However, certain lease rental restrictions apply, depending on your car’s CO2 exhaust emissions.
The lease rental restriction bands
- If your car has CO2 emissions of 130g/km or less, 100% of the lease costs can be offset against taxable income.
- Business cars with emissions of 131g/km or more have a 15% restriction (ie only 85% is claimable against taxable income).
How do the lease rental restrictions apply to the self-employed?
For sole traders and partnerships, the same restrictions apply minus any private element – usually about 20% (HMRC will want to see detailed records if you are claiming for more.
How does this work in practice? For example, if 20% of your motoring is private, then 80% of the business car lease rental can be set against tax if the car has CO2 emissions below 130g/km.

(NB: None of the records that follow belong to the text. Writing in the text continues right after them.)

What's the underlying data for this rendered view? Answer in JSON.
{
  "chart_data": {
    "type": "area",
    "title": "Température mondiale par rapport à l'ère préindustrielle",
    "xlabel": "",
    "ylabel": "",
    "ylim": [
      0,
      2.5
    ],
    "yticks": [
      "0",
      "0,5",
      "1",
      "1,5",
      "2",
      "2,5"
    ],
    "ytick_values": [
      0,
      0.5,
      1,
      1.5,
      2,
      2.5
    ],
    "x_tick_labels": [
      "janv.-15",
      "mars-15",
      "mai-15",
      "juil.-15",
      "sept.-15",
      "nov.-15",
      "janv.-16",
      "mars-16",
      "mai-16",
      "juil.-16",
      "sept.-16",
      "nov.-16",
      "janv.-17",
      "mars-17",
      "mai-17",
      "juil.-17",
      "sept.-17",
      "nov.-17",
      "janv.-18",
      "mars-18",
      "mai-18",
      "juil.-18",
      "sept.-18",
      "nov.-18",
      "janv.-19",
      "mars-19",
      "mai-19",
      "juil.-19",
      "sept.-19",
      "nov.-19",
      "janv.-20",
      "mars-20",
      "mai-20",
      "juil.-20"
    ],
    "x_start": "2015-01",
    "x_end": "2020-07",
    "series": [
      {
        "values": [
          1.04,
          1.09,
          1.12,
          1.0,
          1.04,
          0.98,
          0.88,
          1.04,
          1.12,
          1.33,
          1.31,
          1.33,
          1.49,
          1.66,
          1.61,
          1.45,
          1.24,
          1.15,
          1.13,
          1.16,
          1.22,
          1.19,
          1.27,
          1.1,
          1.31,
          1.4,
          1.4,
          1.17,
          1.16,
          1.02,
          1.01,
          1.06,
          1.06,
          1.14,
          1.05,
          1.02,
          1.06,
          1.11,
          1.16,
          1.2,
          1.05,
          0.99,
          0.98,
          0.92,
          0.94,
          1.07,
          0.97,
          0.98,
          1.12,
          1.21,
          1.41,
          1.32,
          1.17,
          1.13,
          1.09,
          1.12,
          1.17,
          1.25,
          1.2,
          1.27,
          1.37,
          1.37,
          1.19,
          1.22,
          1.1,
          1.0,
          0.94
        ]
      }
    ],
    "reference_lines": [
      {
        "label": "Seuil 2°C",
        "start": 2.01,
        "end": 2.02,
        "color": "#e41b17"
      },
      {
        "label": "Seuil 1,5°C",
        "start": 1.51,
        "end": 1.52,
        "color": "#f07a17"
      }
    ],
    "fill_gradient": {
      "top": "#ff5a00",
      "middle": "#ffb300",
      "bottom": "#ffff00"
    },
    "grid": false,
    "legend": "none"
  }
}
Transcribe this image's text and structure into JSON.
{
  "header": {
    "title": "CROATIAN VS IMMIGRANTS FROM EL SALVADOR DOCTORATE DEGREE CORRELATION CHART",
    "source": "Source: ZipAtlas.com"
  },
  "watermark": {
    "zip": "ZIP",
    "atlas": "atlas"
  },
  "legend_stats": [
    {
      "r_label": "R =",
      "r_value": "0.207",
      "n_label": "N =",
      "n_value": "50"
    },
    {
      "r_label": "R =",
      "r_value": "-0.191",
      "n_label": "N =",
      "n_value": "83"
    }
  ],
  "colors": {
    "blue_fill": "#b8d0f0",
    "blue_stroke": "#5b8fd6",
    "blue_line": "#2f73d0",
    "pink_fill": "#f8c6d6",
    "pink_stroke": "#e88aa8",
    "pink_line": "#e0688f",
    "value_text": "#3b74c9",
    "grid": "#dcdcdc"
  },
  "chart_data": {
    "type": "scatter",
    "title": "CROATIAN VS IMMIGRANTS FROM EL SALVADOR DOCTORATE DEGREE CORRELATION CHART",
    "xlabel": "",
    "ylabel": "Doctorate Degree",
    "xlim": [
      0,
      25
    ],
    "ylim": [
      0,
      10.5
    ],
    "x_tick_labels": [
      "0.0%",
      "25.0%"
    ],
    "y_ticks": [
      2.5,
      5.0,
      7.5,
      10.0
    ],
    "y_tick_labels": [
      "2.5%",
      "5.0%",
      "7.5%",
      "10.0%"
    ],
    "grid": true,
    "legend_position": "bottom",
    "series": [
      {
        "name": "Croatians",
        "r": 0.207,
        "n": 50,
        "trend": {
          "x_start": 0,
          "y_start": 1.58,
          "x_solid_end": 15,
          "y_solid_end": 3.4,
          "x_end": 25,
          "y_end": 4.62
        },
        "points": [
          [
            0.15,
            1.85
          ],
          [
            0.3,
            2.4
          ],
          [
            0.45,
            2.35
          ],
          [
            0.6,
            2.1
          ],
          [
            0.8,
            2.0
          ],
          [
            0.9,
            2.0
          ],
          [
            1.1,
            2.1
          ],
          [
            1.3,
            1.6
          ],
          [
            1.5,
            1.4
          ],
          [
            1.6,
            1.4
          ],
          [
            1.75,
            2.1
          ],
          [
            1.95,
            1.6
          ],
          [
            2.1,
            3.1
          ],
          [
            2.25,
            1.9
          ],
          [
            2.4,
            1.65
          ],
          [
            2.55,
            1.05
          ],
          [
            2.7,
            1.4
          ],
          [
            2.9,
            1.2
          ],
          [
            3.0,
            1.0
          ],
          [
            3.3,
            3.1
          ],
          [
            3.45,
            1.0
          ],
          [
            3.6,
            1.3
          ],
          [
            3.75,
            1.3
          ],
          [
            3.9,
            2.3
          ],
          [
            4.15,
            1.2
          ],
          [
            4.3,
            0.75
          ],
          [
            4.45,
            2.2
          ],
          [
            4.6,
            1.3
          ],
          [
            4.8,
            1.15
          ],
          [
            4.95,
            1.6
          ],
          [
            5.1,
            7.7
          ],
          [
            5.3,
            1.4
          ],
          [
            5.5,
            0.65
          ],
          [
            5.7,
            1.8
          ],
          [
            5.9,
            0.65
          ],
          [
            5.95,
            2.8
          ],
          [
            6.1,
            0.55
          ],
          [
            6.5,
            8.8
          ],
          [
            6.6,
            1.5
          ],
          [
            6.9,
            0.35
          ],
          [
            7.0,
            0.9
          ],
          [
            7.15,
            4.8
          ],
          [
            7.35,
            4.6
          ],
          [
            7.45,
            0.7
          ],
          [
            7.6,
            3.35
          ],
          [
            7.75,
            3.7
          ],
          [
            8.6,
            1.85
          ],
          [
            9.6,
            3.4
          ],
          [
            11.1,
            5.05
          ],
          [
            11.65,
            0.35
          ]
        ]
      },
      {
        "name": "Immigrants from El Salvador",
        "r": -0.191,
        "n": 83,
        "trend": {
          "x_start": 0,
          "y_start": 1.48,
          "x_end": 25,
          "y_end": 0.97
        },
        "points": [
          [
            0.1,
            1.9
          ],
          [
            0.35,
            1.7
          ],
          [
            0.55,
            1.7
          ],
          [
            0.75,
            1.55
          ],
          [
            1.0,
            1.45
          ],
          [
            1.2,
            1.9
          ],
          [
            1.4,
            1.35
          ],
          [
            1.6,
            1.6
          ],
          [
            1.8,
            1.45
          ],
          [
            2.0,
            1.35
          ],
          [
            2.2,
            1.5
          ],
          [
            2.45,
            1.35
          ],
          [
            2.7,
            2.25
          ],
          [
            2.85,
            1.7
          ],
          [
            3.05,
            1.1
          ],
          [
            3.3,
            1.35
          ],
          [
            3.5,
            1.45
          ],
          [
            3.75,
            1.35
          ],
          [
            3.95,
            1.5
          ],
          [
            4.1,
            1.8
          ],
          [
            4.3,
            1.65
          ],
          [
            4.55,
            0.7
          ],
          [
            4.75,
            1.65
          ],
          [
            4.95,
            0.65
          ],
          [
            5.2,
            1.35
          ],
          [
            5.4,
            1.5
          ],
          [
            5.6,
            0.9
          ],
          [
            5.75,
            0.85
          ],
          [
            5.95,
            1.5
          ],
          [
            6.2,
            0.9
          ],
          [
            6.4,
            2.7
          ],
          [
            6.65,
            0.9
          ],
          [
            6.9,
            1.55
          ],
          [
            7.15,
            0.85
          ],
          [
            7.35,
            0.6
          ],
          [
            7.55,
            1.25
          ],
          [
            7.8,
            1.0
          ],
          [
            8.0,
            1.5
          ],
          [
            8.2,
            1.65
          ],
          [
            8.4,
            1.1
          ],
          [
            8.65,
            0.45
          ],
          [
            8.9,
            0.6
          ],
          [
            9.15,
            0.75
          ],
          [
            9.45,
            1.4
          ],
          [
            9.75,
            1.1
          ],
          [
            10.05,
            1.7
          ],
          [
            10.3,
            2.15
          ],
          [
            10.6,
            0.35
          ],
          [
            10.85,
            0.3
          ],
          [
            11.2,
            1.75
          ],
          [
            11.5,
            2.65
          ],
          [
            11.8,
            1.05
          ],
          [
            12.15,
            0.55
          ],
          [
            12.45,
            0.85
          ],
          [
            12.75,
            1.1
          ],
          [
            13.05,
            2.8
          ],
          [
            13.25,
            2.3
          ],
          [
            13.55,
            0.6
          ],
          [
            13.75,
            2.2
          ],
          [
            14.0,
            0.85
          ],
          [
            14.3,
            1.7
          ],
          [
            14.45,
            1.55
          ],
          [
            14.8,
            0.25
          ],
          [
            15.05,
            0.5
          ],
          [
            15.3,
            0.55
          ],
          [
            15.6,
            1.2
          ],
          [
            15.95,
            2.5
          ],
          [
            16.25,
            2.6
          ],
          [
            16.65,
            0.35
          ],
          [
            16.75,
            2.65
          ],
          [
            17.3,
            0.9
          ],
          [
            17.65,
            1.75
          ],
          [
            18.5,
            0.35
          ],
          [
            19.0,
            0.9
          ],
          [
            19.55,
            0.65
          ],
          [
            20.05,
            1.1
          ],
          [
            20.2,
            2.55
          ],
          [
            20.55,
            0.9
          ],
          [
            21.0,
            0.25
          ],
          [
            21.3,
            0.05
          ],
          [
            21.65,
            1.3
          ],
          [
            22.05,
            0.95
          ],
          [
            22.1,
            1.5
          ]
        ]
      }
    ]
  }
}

So if your personal contract hire lease was £250 a month, then you would reduce the £250 figure by 20% = £200, which would be the amount you could offset against taxable income. As long, of course, as the car was below 130g/km CO2.
The current system for calculating car lease rental restrictions has been in place since March 2009; it replaced the expensive car leasing disallowance – a complicated formula which the current system happily simplifies.
The lease rental restriction applies to the lease plus any blocked VAT – the ‘effective rental’ as it is sometimes called in the industry.
That means for most businesses, 50% of the VAT cannot be claimed since there is a private use element of the car.
Lease rental restriction only apply to cars; they do not apply to vans.
Lease rental restrictions – be prepared for future changes
- The current lease rental allowances will change from April 2018.